12 million images later, Mars starts to make sense
A new AI model from an ASU lab helps scientists analyze the red planet at planetary scale
By Kelly deVos, ASU News
April 30, 2026
Mars has been photographed to death. Orbiters have mapped it in high resolution, low resolution and even infrared. Scientists are drowning in data, and the problem isn’t seeing Mars anymore. It’s understanding it.
That’s where Mirali Purohit comes in.
Purohit, a computer science doctoral student in the School of Computing and Augmented Intelligence, part of the Ira A. Fulton Schools of Engineering at Arizona State University, spends her days wrangling a planet’s worth of images into something coherent.

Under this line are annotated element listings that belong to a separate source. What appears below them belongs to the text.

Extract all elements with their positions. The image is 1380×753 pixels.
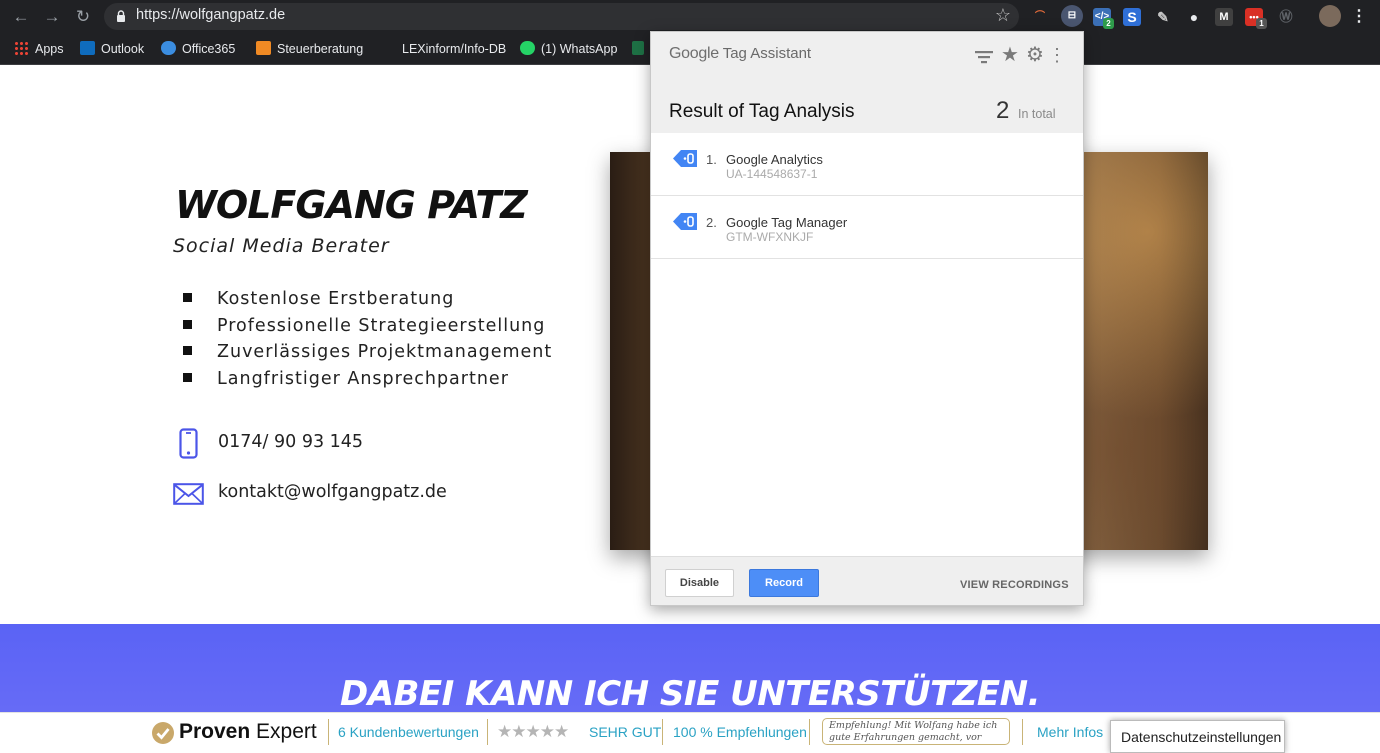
privacy-settings-button[interactable]: Datenschutzeinstellungen (1110, 720, 1285, 753)
outlook-icon (80, 41, 95, 55)
whatsapp-icon (520, 41, 535, 55)
s-extension-icon[interactable]: S (1123, 8, 1141, 26)
recommendation-rate: 100 % Empfehlungen (673, 724, 807, 740)
tag-assistant-header: Google Tag Assistant ★ ⚙ ⋮ Result of Tag… (651, 32, 1083, 133)
banner-title: DABEI KANN ICH SIE UNTERSTÜTZEN. (339, 674, 1041, 714)
bookmark-apps[interactable]: Apps (14, 40, 64, 58)
review-count: 6 Kundenbewertungen (338, 724, 479, 740)
disable-button[interactable]: Disable (665, 569, 734, 597)
browser-toolbar: ← → ↻ https://wolfgangpatz.de ☆ ⌒ ⊟ </> … (0, 0, 1380, 33)
tag-icon (673, 150, 697, 167)
view-recordings-link[interactable]: VIEW RECORDINGS (960, 579, 1069, 591)
forward-arrow-icon[interactable]: → (41, 6, 63, 28)
bookmark-outlook[interactable]: Outlook (80, 40, 144, 58)
separator (328, 719, 329, 745)
tag-name: Google Analytics (726, 152, 823, 167)
tag-number: 2. (706, 215, 717, 230)
bullet-square-icon (183, 372, 192, 382)
list-item: Langfristiger Ansprechpartner (183, 369, 552, 396)
filter-icon[interactable] (975, 50, 993, 64)
list-item: Kostenlose Erstberatung (183, 289, 552, 316)
rating-label: SEHR GUT (589, 724, 662, 740)
extension-badge: 2 (1103, 18, 1114, 29)
gear-icon[interactable]: ⚙ (1024, 44, 1046, 66)
bookmark-office365[interactable]: Office365 (161, 40, 235, 58)
lock-icon (117, 10, 125, 22)
profile-avatar[interactable] (1319, 5, 1341, 27)
bookmark-excel[interactable] (632, 40, 650, 58)
cloud-icon (161, 41, 176, 55)
tag-number: 1. (706, 152, 717, 167)
result-title: Result of Tag Analysis (669, 101, 855, 122)
tag-name: Google Tag Manager (726, 215, 848, 230)
puzzle-extension-icon[interactable]: ● (1185, 8, 1203, 26)
separator (1022, 719, 1023, 745)
address-bar[interactable]: https://wolfgangpatz.de ☆ (104, 3, 1019, 30)
extension-graph-icon[interactable]: ⌒ (1031, 8, 1049, 26)
apps-grid-icon (14, 41, 29, 55)
proven-expert-check-icon (152, 722, 174, 744)
tag-assistant-popup: Google Tag Assistant ★ ⚙ ⋮ Result of Tag… (650, 31, 1084, 606)
chrome-menu-icon[interactable]: ⋮ (1350, 8, 1368, 26)
phone-number[interactable]: 0174/ 90 93 145 (218, 432, 363, 452)
tag-assistant-extension-icon[interactable]: ⊟ (1061, 5, 1083, 27)
list-item: Professionelle Strategieerstellung (183, 316, 552, 343)
bookmark-lexinform[interactable]: LEXinform/Info-DB (402, 40, 506, 58)
page-subtitle: Social Media Berater (173, 235, 390, 257)
record-button[interactable]: Record (749, 569, 819, 597)
separator (662, 719, 663, 745)
tag-id: GTM-WFXNKJF (726, 230, 814, 244)
reload-icon[interactable]: ↻ (72, 6, 94, 28)
excel-icon (632, 41, 644, 55)
extension-badge: 1 (1256, 18, 1267, 29)
tag-row-google-analytics[interactable]: 1. Google Analytics UA-144548637-1 (651, 133, 1083, 196)
bookmark-star-icon[interactable]: ☆ (995, 5, 1011, 26)
url-text: https://wolfgangpatz.de (136, 7, 286, 23)
total-count: 2 (996, 97, 1010, 124)
bullet-square-icon (183, 293, 192, 302)
proven-expert-logo: Proven Expert (179, 720, 317, 743)
feature-list: Kostenlose Erstberatung Professionelle S… (183, 289, 552, 395)
folder-orange-icon (256, 41, 271, 55)
wordpress-extension-icon[interactable]: Ⓦ (1277, 8, 1295, 26)
email-address[interactable]: kontakt@wolfgangpatz.de (218, 482, 447, 502)
page-title: WOLFGANG PATZ (175, 183, 528, 227)
separator (809, 719, 810, 745)
pen-extension-icon[interactable]: ✎ (1154, 8, 1172, 26)
list-item: Zuverlässiges Projektmanagement (183, 342, 552, 369)
star-icon[interactable]: ★ (999, 44, 1021, 66)
rating-stars-icon: ★★★★★ (497, 722, 569, 741)
separator (487, 719, 488, 745)
bullet-square-icon (183, 319, 192, 329)
more-info-link[interactable]: Mehr Infos (1037, 724, 1103, 740)
more-vert-icon[interactable]: ⋮ (1048, 44, 1066, 66)
mail-icon (173, 483, 204, 505)
tag-row-google-tag-manager[interactable]: 2. Google Tag Manager GTM-WFXNKJF (651, 196, 1083, 259)
tag-id: UA-144548637-1 (726, 167, 818, 181)
total-label: In total (1018, 107, 1056, 121)
m-extension-icon[interactable]: M (1215, 8, 1233, 26)
tag-icon (673, 213, 697, 230)
bullet-square-icon (183, 346, 192, 355)
back-arrow-icon[interactable]: ← (10, 6, 32, 28)
bookmark-steuerberatung[interactable]: Steuerberatung (256, 40, 363, 58)
phone-icon (179, 428, 198, 459)
tag-assistant-footer: Disable Record VIEW RECORDINGS (651, 556, 1083, 605)
tag-assistant-logo: Google Tag Assistant (669, 45, 812, 62)
review-quote: Empfehlung! Mit Wolfang habe ich gute Er… (822, 718, 1010, 745)
bookmark-whatsapp[interactable]: (1) WhatsApp (520, 40, 617, 58)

By the time Purohit arrived at ASU in fall 2022, she already knew exactly where she wanted to be. She joined the Kerner Lab, where she conducts research under the supervision of Hannah Kerner, a Schmidt Sciences AI2050 Early Career Fellow and an emerging leader in applications of artificial intelligence, or AI, designed to serve the public good.
“I knew I wanted to do something in the planetary sciences, something outside Earth,” Purohit says. “If we can explore the moon and really see Mars, we can determine what is actually happening there.”

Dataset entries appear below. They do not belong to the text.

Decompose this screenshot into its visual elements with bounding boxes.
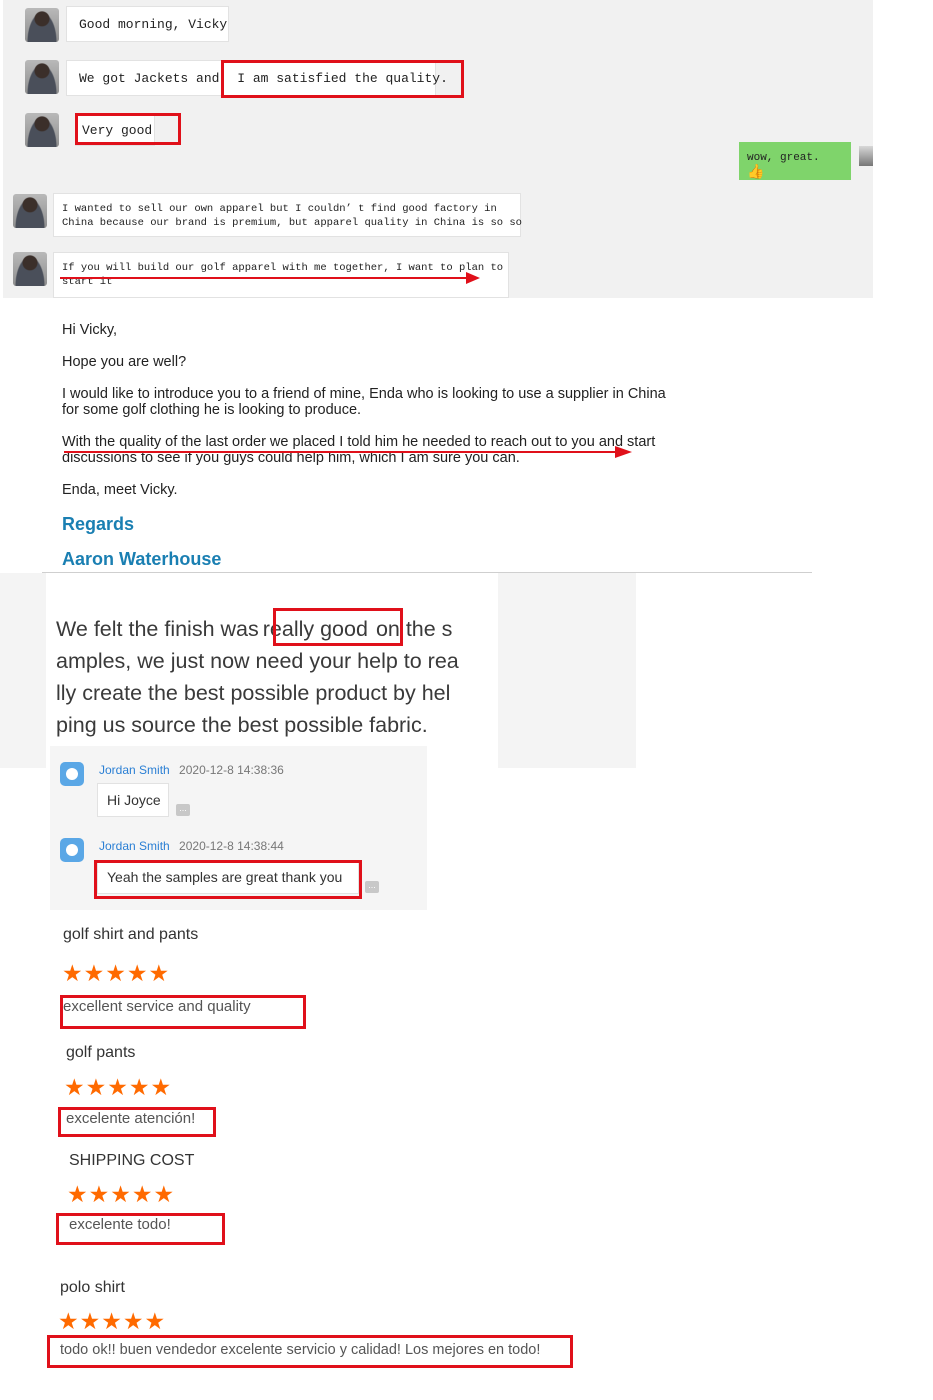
message-text: China because our brand is premium, but … bbox=[62, 217, 522, 229]
chat-bubble: Good morning, Vicky bbox=[66, 6, 229, 42]
review-title: SHIPPING COST bbox=[69, 1152, 195, 1169]
message-text: I wanted to sell our own apparel but I c… bbox=[62, 203, 497, 215]
sender-name[interactable]: Jordan Smith bbox=[99, 763, 170, 777]
star-rating: ★★★★★ bbox=[58, 1308, 167, 1334]
message-text: Good morning, Vicky bbox=[79, 17, 228, 32]
avatar bbox=[25, 8, 59, 42]
email-regards: Regards bbox=[62, 514, 135, 534]
reply-text: wow, great. bbox=[747, 152, 820, 164]
more-icon[interactable]: ... bbox=[365, 881, 379, 893]
message-header: Jordan Smith 2020-12-8 14:38:36 bbox=[99, 763, 284, 777]
highlight-box bbox=[94, 860, 362, 899]
email-signature: Aaron Waterhouse bbox=[62, 549, 222, 569]
quote-line: lly create the best possible product by … bbox=[56, 681, 451, 705]
review-title: golf pants bbox=[66, 1044, 136, 1061]
email-paragraph: Hope you are well? bbox=[62, 354, 187, 370]
avatar-small bbox=[859, 146, 873, 166]
highlight-box bbox=[75, 113, 181, 145]
email-line: I would like to introduce you to a frien… bbox=[62, 386, 666, 402]
red-arrow-underline bbox=[60, 272, 480, 284]
avatar bbox=[25, 60, 59, 94]
highlight-box bbox=[47, 1335, 573, 1368]
review-title: polo shirt bbox=[60, 1279, 125, 1296]
chat-bubble: I wanted to sell our own apparel but I c… bbox=[53, 193, 522, 237]
more-icon[interactable]: ... bbox=[176, 804, 190, 816]
highlight-box bbox=[56, 1213, 225, 1245]
chat-bubble: Hi Joyce bbox=[97, 783, 169, 817]
user-avatar-icon bbox=[60, 838, 84, 862]
chat-screenshot-1: Good morning, Vicky We got Jackets and I… bbox=[3, 0, 873, 298]
thumbs-up-icon: 👍 bbox=[747, 165, 765, 181]
review-title: golf shirt and pants bbox=[63, 926, 199, 943]
email-paragraph: I would like to introduce you to a frien… bbox=[62, 386, 666, 418]
star-rating: ★★★★★ bbox=[64, 1074, 173, 1100]
sender-name[interactable]: Jordan Smith bbox=[99, 839, 170, 853]
quote-line: amples, we just now need your help to re… bbox=[56, 649, 459, 673]
star-rating: ★★★★★ bbox=[62, 960, 171, 986]
red-arrow-underline bbox=[64, 446, 632, 458]
avatar bbox=[13, 194, 47, 228]
quote-section: We felt the finish was really good on the … bbox=[0, 573, 636, 768]
message-time: 2020-12-8 14:38:44 bbox=[179, 839, 284, 853]
email-greeting: Hi Vicky, bbox=[62, 322, 118, 338]
quote-line: ping us source the best possible fabric. bbox=[56, 713, 428, 737]
highlight-box bbox=[221, 60, 464, 98]
qq-chat-section: Jordan Smith 2020-12-8 14:38:36 Hi Joyce… bbox=[50, 746, 427, 910]
reply-bubble: wow, great. 👍 bbox=[739, 142, 851, 181]
star-rating: ★★★★★ bbox=[67, 1181, 176, 1207]
highlight-box bbox=[273, 608, 403, 646]
avatar bbox=[25, 113, 59, 147]
message-text: Hi Joyce bbox=[107, 792, 161, 808]
user-avatar-icon bbox=[60, 762, 84, 786]
message-text: We got Jackets and bbox=[79, 71, 220, 86]
avatar bbox=[13, 252, 47, 286]
quote-fragment: We felt the finish was bbox=[56, 617, 259, 641]
message-time: 2020-12-8 14:38:36 bbox=[179, 763, 284, 777]
email-paragraph: Enda, meet Vicky. bbox=[62, 482, 178, 498]
email-line: for some golf clothing he is looking to … bbox=[62, 402, 362, 418]
highlight-box bbox=[60, 995, 306, 1029]
message-header: Jordan Smith 2020-12-8 14:38:44 bbox=[99, 839, 284, 853]
highlight-box bbox=[58, 1107, 216, 1137]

The pairing would lead to the Mars Orbital Model, or MOMO, the first foundation model built specifically for the Red Planet.
If that sounds abstract, the problem it tackles is not. Mars is one of the most heavily imaged objects in the solar system. Orbiters from NASA and other space agencies have been circling it for decades, capturing everything from microscopic rock textures to continent-scale landscapes to thermal signatures invisible to the human eye. The result is a fragmented deluge: different sensors, different resolutions, different wavelengths, all describing the same planet in incompatible ways.
Until now, scientists have faced two imperfect choices: adapting AI models trained on everyday objects like cats, dogs, chairs and tables, or using models built for Earth imagery dominated by forests, oceans and cities. Both approaches fall short because Mars data is fundamentally different from these datasets, limiting how well the models can transfer what they have learned. Custom-built models, meanwhile, are slow and expensive.
Remodeling the red planet
The idea behind MOMO was to build one model that can do it all.
Purohit worked with a team that trained MOMO on roughly 12 million Mars images, painstakingly assembled from multiple instruments and missions. The scale alone was daunting, but the process of getting there was even more so. Unlike Earth observation, which benefits from mature data pipelines, software and other resources, Mars research still runs on ad hoc systems and scattered archives.
“We realized that we don’t have the infrastructure for Mars that we have for Earth observation, and we were lacking pipelines, libraries and packages,” Purohit says. “I handled much of the work myself, with guidance from experts. We started with about 40 million samples, but after extensive filtering and cleaning, that number was reduced to roughly 12 million high-quality samples.”
What emerged is something closer to a general-purpose “brain” for Mars. Instead of forcing all data into a single format, the team trained separate models on different types of imagery, letting each learn its own representation. Then they merged them into a unified system. The result is a model that can move fluidly between scales, from identifying tiny boulders to mapping vast geological features like landslides.
That flexibility matters because Mars, despite its reputation as a barren desert, is surprisingly complex.
“We tend to think of Mars as blank, but it has a lot more diversity because of its history and geology,” Purohit says.
In one region, cone-shaped geological features might signal past water activity; a few kilometers away, those same features can look entirely different. Models trained on one region often fail in another.
MOMO begins to solve that problem by learning from the planet as a whole. Feed it an image, and it can detect craters, map landslides, identify frost and spot boulders. Some tasks, like identifying atmospheric dust, are easy. Others, such as picking out tiny, pixel-scale boulders, still push the limits.
Still, across benchmarks, MOMO consistently outperforms previous approaches, especially on detailed surface mapping. It doesn’t just see Mars. By capturing features across the entire planet, it helps scientists piece together Mars’ geological history, possibly revealing signs of past water or even life.
From closed labs to open worlds
The goal is bigger than a single AI model or even a single planet. By turning massive, fragmented datasets into something scientists can effectively use, MOMO points toward a future where planetary science happens at scale, accelerating discovery across worlds.
The Kerner Lab and collaborators plan to release not only the model, but the roughly 12 million high-quality images it was trained on, lowering the barrier for researchers everywhere to study Mars without building tools from scratch.
For Purohit, it’s only the beginning. Next, she wants to connect orbital data with rover imagery, stitching together large-scale views of Mars with the tiny patches explored on the ground. In the short term, she’s preparing to defend her doctoral dissertation this summer and will likely continue the work as a postdoctoral researcher. Long term, she wants to take models like MOMO out of the lab and into the real world, where they can continuously process data, adapt and improve.
And if the opportunity ever arises to see Mars up close?
“Oh yeah,” she says, laughing. “My answer is yes. I would go. Why would I not?”